JAllsopp · April 5, 2023, 1:01pm

Hi,
I’ve a structure of 132 tar files, each containing 500 images (png, greyscale, 641x481) and json labels. I’m trying to load them like this;

preproc = transforms.Compose([
    transforms.RandomHorizontalFlip(),
    transforms.Grayscale(num_output_channels=1),
    transforms.ToTensor(),
    transforms.Normalize((0.0227),(0.0071))
])

def identity(x):
    return x

dataset = (wds.WebDataset("training/training-out-{000000..000131}.tar").shuffle(100).decode("pil").to_tuple("png","json").map_tuple(preproc,identity))
batch_size = 50
dataset1=dataset.with_length(batch_size) # https://stackoverflow.com/questions/73918904/size-of-webdataset-in-pytorch
train_loader = torch.utils.data.DataLoader(dataset1.batched(batch_size), num_workers=1, batch_size=None)

I’ve been looking in the documentation and trying to experiment with different options, but I was wondering if someone could confirm that this is pretty much the right way to go about things, as I’m just starting out.
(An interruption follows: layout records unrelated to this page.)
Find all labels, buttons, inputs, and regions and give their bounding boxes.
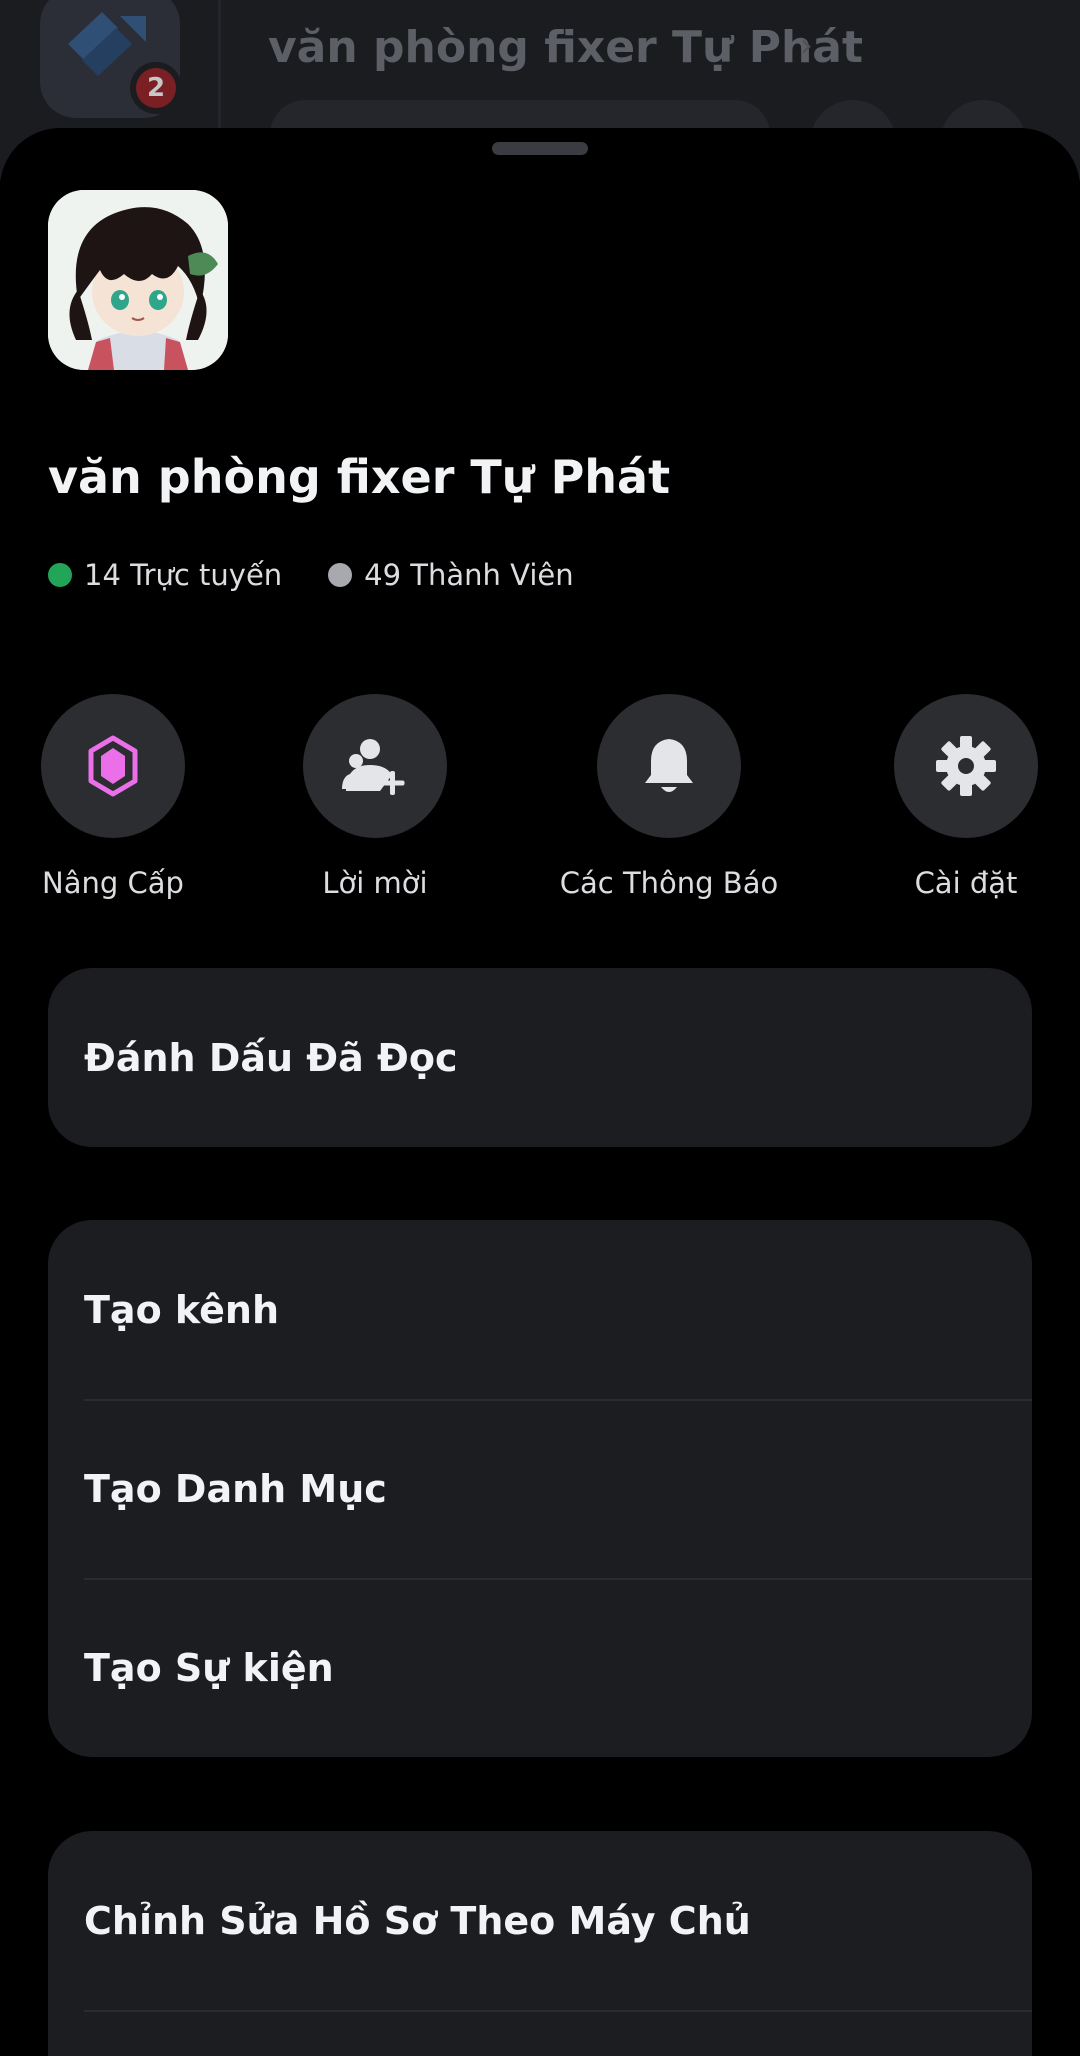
- bell-icon: [645, 739, 693, 792]
- boost-label: Nâng Cấp: [42, 866, 184, 900]
- menu-item-partial[interactable]: [48, 2010, 1032, 2056]
- notifications-button-circle[interactable]: [597, 694, 741, 838]
- create-channel-item[interactable]: Tạo kênh: [48, 1220, 1032, 1399]
- server-name: văn phòng fixer Tự Phát: [48, 450, 671, 504]
- quick-actions: Nâng Cấp Lời mời Các Thông Báo Cài đặt: [0, 694, 1080, 934]
- boost-button-circle[interactable]: [41, 694, 185, 838]
- server-avatar[interactable]: [48, 190, 228, 370]
- create-event-item[interactable]: Tạo Sự kiện: [48, 1578, 1032, 1757]
- settings-label: Cài đặt: [914, 866, 1018, 900]
- invite-people-icon: [342, 739, 405, 795]
- background-channel-title: văn phòng fixer Tự Phát: [268, 22, 864, 73]
- invite-button-circle[interactable]: [303, 694, 447, 838]
- chevron-right-icon: ›: [800, 26, 813, 64]
- edit-server-profile-item[interactable]: Chỉnh Sửa Hồ Sơ Theo Máy Chủ: [48, 1831, 1032, 2010]
- menu-group-create: Tạo kênh Tạo Danh Mục Tạo Sự kiện: [48, 1220, 1032, 1757]
- settings-button[interactable]: Cài đặt: [836, 694, 1080, 900]
- invite-label: Lời mời: [322, 866, 428, 900]
- boost-button[interactable]: Nâng Cấp: [0, 694, 243, 900]
- invite-button[interactable]: Lời mời: [245, 694, 505, 900]
- online-count: 14 Trực tuyến: [84, 558, 283, 592]
- boost-gem-icon: [88, 735, 138, 797]
- server-menu-sheet: văn phòng fixer Tự Phát 14 Trực tuyến 49…: [0, 128, 1080, 2056]
- drag-handle[interactable]: [492, 142, 588, 155]
- member-count: 49 Thành Viên: [364, 558, 574, 592]
- member-status-dot: [328, 563, 353, 587]
- create-category-item[interactable]: Tạo Danh Mục: [48, 1399, 1032, 1578]
- notifications-label: Các Thông Báo: [559, 866, 779, 900]
- notifications-button[interactable]: Các Thông Báo: [539, 694, 799, 900]
- server-avatar-image: [48, 190, 228, 370]
- menu-group-profile: Chỉnh Sửa Hồ Sơ Theo Máy Chủ: [48, 1831, 1032, 2056]
- server-stats: 14 Trực tuyến 49 Thành Viên: [48, 558, 574, 592]
- mark-as-read-item[interactable]: Đánh Dấu Đã Đọc: [48, 968, 1032, 1147]
- menu-group-read: Đánh Dấu Đã Đọc: [48, 968, 1032, 1147]
- settings-button-circle[interactable]: [894, 694, 1038, 838]
- notification-badge: 2: [130, 62, 182, 114]
- online-status-dot: [48, 563, 72, 587]
- gear-icon: [936, 736, 996, 796]
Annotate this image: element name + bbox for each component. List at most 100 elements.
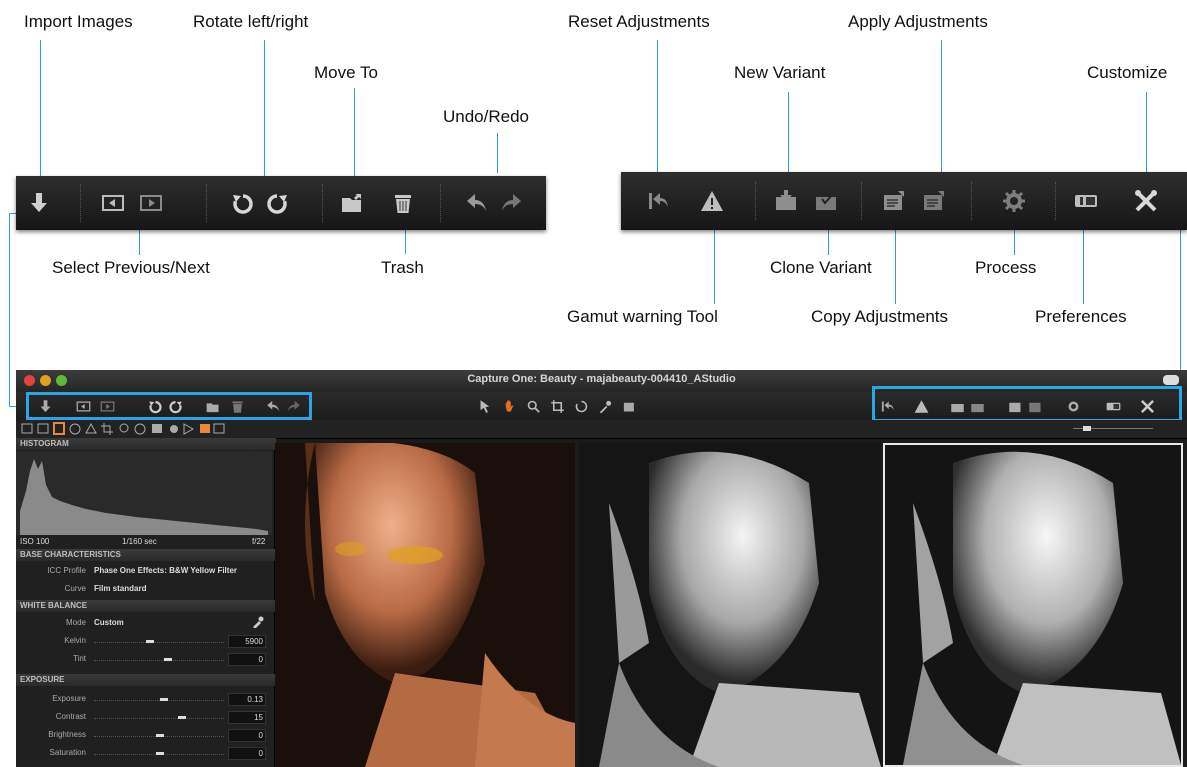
download-arrow-icon	[31, 193, 47, 212]
white-balance-picker-icon[interactable]	[252, 616, 264, 628]
process-button[interactable]	[999, 184, 1029, 218]
callout-reset-adjustments: Reset Adjustments	[568, 12, 710, 31]
select-next-button[interactable]	[136, 186, 166, 220]
leader-import	[40, 40, 41, 188]
tool-panel: HISTOGRAM ISO 100 1/160 sec f/22 BASE CH…	[16, 438, 276, 767]
callout-clone-variant: Clone Variant	[770, 258, 872, 277]
saturation-value[interactable]: 0	[228, 747, 266, 760]
separator	[861, 182, 862, 220]
curve-value[interactable]: Film standard	[94, 584, 146, 593]
leader-apply	[941, 40, 942, 190]
separator	[755, 182, 756, 220]
portrait-photo-color	[275, 443, 575, 767]
exposure-slider[interactable]	[94, 700, 224, 702]
reset-adjustments-button[interactable]	[643, 184, 673, 218]
exposure-value[interactable]: 0.13	[228, 693, 266, 706]
callout-new-variant: New Variant	[734, 63, 826, 82]
redo-button[interactable]	[496, 186, 526, 220]
copy-adjustments-button[interactable]	[879, 184, 909, 218]
tool-tabs-icons[interactable]	[16, 420, 316, 438]
image-variant-color[interactable]	[275, 443, 575, 767]
clone-variant-button[interactable]	[811, 184, 841, 218]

Batch size of 50 is a bit odd, but I grouped my files into 500 file tar files, whereas a power of 2 might have been more consistent. I was getting errors without the with_length (dataset has no length method) and

I’m trying to use this with;

        loss_train = 0.0
        for imgs, labels in train_loader:
            outputs = model(imgs)
            loss = loss_fn(outputs, function_that_handles_label(labels))
            optimizer.zero_grad()
            loss.backward()
            optimizer.step()
            loss_train += loss.item()
            
        if epoch == 1 or epoch% 10 ==0:
            print(f'{datetime.datetime.now()} Epoch {epoch}, Training loss {loss_train/len(train_loader)}')

If anyone has any suggestions on how to improve this training loop, best practice, or “Well you can do it like that but you’ll run into problems here, here and here…” I would be very grateful,

Thanks

JAllsopp · April 5, 2023, 3:47pm

I’m also getting lots of errors like this in the second epoch - if anyone has any ideas, please let me know.

/home/allsoppj/.conda/envs/pytorch/lib/python3.10/site-packages/torch/utils/data/dataloader.py:640: UserWarning: Length of IterableDataset <webdataset.pipeline.WebDataset_Length object at 0x7f73449b6bf0> was reported to be 50 (when accessing len(dataloader)), but 1289 samples have been fetched. For multiprocessing data-loading, this could be caused by not properly configuring the IterableDataset replica at each worker. Please see torch.utils.data — PyTorch 2.1 documentation for examples.